During emergencies, people living with NCDs often face multiple disruptions at the same time. Medicines become harder to access, transport routes are interrupted, health facilities may be overwhelmed, and families are forced to prioritise immediate survival needs. For someone living with diabetes or severe hypertension, even short interruptions in treatment can quickly become life-threatening.

That is why we are now expanding efforts to strengthen continuity of cardiometabolic care in crisis settings, together with the Kenya Red Cross Society, Ethiopian Red Cross Society, and Somali Red Crescent Society.

The care must continue

Through the Continuity of Cardiometabolic Diseases Care in Crisis programme (CiC II), supported by the Novo Nordisk Foundation, we are working to integrate CMD care into emergency preparedness and response, community-based services, and primary healthcare systems in crisis-affected settings across Ethiopia, Kenya, and Somalia. The programme builds on a simple recognition: when treatment is interrupted, NCDs can rapidly become an acute emergency on top of the crisis that is already taking place. A crisis within the crisis.

Continuity of care cannot be viewed as an additional health activity introduced after the emergency phase has passed. It must be integrated into preparedness, response, and recovery efforts from the beginning.

At the launch of the new programme phase in Nairobi in April, partners from across the Red Cross and Red Crescent Movement, health authorities, and humanitarian organisations gathered around a symbolic signing of a joint commitment to continuity of care in crisis settings.

For me, the moment reflected an important shift: growing recognition that humanitarian health response must evolve alongside changing disease patterns and that continuity of cardiometabolic care must become part of integrated emergency and health systems responses.

The Red Cross and Red Crescent Movement is uniquely placed to support this effort because National Societies are present in communities before, during, and after crises. This continuity allows us to bridge emergency response and longer-term health support in ways that are practical, local, and sustainable.

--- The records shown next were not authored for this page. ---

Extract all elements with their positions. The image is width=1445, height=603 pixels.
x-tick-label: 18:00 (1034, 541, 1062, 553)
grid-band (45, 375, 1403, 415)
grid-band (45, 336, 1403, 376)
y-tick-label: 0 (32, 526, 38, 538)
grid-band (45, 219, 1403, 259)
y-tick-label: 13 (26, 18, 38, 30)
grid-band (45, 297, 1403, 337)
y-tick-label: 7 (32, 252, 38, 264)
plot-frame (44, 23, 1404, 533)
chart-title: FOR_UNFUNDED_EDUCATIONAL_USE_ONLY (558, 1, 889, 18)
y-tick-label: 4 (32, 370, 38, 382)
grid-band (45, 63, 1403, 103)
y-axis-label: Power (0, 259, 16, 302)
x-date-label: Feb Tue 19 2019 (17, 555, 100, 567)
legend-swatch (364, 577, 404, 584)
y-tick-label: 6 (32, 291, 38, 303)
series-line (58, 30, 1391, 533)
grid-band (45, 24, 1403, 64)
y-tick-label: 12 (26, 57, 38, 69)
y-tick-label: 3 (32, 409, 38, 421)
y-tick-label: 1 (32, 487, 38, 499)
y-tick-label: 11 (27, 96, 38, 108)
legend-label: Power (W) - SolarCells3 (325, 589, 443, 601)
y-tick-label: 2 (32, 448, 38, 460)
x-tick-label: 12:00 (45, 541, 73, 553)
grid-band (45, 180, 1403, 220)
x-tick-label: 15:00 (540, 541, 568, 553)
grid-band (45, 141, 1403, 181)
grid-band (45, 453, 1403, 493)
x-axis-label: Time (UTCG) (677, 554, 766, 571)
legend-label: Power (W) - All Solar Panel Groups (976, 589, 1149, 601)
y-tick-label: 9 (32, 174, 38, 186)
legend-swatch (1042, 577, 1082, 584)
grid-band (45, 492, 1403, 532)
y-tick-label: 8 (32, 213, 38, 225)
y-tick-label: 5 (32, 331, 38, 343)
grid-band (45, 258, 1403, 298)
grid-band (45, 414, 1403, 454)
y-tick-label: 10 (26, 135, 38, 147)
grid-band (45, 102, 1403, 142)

NCDs do not wait for crises to pass. A person living with diabetes still needs insulin during displacement. Someone with severe hypertension still requires treatment during floods or drought. Without continuity of care, these can quickly become life-threatening during crises.

CMD care must become a standard component of humanitarian response — not an afterthought. The time to integrate NCDs and CMDs into emergency health frameworks is now.

Sylvia Khamati Anekha has over 20 years of experience in planning and management of public health programmes. Currently she is Senior NCD Programme Advisor at the Danish Red Cross. Before that she was the head of health and social service at the Kenya Red Cross Society, charged with providing overall technical oversight and supporting the organisation in public health, gender, and diversity and nutrition. 

Before joining the Kenya Red Cross Society, she worked with the International Federation of the Red Cross/Red Crescent in Nairobi as a senior programme officer, where she provided technical support to 14 countries in East Africa, Horn of Africa, and Indian Ocean Islands in humanitarian and developmental work.